This is a subject I find to be of great importance – partly because I’m gay, yes; but mostly because I believe in the sanctity of human rights (not gay rights; human rights). And before you get all up in my face saying, “Well, DUH! Of course you believe in gay marriage because you’re GAY,” I’d just like to say that’s not entirely the case. There are actually a large number of gays who don’t believe in marriage, who aren’t fighting for it, and who couldn’t possibly care less about it. Thankfully, those numbers are decreasing as the years go by. And to say that every gay (in which I’m categorizing the entire LGBTQ society) is for gay marriage and gay rights would be akin to saying that every Caucasian fights for white supremacy; or that every Republican believes gay sex is identical to polygamy, incest, and man-on-dog sex (oh, wait – that’s only Rick Santorum).

This blog comes on the heels of New Jersey’s State Senate passing the bill legalizing gay marriage, and Governor Chris Christie vowing to veto it immediately, believing that this issue should be voted on by the public.

But before I continue, I just have to point out a few things. The idea of “gay marriage” has nothing to do about two consenting adults of the same gender legally having sex. It has nothing to do with being able to file federal income taxes jointly. It’s about watching the one you love the most in a hospital emergency room and being refused access to them. It’s about having the rights to make emergency medical decisions on behalf of the one you love. It’s about having the right to legally be with that one person who is your entire life. I’m reminded of an article in the Philadelphia Inquirer back in January (here) which precisely told the issues of the difference between the legal terms “marriage” and “civil union” of which most people are unaware (see the Weiss/Grant part of the story toward the end).

So Gov. Christie intends for gay New Jersians (Jerseyites?) to allow their fates to be voted on by the public through a referendum?

Perhaps New Jersey should also vote on a referendum on all heterosexual marriages; or maybe just Christi’s. Who knows? Maybe the wider New Jersey public doesn’t approve of his overweight lifestyle and could settle that issue with a referendum.
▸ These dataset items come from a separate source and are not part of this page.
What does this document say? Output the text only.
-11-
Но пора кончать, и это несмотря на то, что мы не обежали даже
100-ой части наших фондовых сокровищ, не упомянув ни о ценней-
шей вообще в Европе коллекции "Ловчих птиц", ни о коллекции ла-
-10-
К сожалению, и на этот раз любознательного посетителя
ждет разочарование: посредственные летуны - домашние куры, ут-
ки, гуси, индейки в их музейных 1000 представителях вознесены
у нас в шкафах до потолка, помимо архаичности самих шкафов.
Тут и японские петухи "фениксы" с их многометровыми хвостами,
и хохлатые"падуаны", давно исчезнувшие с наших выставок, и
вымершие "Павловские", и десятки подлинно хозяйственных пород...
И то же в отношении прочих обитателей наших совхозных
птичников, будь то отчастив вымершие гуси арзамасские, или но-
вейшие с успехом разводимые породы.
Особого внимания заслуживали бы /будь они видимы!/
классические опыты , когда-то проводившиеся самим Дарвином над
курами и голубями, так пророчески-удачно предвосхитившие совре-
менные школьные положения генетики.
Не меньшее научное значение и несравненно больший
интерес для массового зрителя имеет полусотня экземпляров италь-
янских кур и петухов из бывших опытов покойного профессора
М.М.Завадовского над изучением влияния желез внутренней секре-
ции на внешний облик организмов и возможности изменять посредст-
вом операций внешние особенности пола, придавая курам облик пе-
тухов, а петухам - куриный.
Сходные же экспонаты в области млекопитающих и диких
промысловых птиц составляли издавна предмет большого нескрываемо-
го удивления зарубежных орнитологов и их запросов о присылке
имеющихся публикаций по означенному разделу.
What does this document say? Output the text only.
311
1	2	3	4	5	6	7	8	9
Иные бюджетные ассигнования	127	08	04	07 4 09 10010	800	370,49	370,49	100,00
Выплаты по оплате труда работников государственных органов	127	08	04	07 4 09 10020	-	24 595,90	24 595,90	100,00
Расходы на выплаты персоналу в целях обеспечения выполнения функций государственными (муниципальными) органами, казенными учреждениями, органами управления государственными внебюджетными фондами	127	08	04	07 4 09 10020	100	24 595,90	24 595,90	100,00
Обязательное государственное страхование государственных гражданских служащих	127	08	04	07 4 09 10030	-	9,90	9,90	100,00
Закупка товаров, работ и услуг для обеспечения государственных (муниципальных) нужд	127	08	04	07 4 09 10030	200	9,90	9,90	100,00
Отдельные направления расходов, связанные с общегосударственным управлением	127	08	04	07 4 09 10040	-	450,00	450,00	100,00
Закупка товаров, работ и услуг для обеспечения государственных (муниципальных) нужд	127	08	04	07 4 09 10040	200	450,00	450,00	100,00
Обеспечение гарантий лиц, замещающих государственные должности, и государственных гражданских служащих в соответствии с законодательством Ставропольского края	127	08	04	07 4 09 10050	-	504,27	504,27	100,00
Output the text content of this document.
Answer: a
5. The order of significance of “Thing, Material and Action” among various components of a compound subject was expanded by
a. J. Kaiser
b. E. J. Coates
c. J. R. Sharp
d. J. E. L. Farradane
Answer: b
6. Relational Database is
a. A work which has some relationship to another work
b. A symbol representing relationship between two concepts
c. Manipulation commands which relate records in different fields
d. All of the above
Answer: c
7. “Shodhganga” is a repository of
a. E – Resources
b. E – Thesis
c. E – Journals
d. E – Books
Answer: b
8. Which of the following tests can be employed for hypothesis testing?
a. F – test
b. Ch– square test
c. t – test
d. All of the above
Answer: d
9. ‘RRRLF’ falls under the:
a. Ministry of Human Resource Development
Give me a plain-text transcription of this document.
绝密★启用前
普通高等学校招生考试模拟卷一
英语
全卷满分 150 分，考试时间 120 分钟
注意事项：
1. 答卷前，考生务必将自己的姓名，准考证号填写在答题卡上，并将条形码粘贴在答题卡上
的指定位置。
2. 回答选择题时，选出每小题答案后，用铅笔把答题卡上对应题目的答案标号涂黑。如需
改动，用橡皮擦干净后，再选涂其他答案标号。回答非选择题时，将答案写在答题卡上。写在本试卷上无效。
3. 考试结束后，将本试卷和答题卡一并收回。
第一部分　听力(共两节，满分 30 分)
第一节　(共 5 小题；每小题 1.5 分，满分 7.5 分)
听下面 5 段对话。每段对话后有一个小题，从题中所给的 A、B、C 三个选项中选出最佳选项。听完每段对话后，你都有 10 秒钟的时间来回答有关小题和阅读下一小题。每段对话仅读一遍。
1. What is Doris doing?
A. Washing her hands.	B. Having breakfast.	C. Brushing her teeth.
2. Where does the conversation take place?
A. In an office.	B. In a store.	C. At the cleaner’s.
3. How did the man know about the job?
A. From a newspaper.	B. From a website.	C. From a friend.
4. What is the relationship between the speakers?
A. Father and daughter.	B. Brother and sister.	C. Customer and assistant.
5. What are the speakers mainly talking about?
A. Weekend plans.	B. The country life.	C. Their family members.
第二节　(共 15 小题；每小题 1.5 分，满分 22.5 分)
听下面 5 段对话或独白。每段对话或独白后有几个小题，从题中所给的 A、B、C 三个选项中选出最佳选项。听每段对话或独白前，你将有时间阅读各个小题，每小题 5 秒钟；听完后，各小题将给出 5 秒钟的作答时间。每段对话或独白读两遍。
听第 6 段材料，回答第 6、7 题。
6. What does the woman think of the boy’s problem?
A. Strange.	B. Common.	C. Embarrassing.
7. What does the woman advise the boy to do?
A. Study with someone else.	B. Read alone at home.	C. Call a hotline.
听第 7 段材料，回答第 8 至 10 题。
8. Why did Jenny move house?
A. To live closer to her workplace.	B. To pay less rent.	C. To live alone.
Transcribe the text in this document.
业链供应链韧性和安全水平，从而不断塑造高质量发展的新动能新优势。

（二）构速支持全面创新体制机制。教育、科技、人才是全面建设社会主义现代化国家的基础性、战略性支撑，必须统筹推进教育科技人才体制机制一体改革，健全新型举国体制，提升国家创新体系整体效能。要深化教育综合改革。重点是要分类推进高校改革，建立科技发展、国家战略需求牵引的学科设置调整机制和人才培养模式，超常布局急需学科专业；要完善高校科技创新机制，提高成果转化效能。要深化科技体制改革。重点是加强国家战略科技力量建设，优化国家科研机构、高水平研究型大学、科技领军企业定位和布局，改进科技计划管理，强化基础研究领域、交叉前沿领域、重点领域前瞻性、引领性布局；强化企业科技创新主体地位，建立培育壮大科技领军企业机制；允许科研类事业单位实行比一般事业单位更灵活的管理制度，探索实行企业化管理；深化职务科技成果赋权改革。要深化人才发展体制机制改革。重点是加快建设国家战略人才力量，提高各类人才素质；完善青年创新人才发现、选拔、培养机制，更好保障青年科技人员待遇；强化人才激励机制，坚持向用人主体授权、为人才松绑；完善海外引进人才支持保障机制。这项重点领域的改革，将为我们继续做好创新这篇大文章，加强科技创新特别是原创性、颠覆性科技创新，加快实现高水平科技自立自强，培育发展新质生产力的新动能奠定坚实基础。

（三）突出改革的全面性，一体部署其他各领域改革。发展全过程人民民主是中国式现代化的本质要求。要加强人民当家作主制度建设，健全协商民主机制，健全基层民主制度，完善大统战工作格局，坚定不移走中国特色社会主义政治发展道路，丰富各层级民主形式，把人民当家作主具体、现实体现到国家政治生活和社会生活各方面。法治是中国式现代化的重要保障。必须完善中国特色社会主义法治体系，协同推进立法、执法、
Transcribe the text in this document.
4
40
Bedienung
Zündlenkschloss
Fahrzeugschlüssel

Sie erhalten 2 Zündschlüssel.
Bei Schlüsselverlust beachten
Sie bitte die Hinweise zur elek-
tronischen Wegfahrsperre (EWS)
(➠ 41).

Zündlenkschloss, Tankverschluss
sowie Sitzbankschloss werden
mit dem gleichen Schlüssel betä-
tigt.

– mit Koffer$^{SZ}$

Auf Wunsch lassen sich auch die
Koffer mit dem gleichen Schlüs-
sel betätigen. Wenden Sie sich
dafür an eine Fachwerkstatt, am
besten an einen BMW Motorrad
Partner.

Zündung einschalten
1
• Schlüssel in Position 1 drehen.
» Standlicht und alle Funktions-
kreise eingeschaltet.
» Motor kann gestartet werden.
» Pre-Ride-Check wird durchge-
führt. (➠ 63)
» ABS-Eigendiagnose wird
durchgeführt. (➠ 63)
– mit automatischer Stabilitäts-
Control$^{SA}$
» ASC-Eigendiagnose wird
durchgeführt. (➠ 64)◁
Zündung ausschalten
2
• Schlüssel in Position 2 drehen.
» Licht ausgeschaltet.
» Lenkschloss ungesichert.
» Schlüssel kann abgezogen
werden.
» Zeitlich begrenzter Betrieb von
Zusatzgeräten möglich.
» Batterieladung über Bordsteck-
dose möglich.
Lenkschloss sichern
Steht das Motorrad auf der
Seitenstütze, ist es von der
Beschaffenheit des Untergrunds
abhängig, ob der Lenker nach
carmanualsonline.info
State politicians are (at least on paper) put into office to be the voice of their constituents. The people elect them to speak for them, knowing they have the best interests of their majority at heart (again, at least in theory). The Senate passed it with a vote of 42 for, and 33 against; so it wasn’t a vote that was so close no one could tell the true majority. Yet Christie seems to feel that these legislators know nothing of the people.

Perhaps they don’t. But then again, perhaps Christie is out of touch, as well.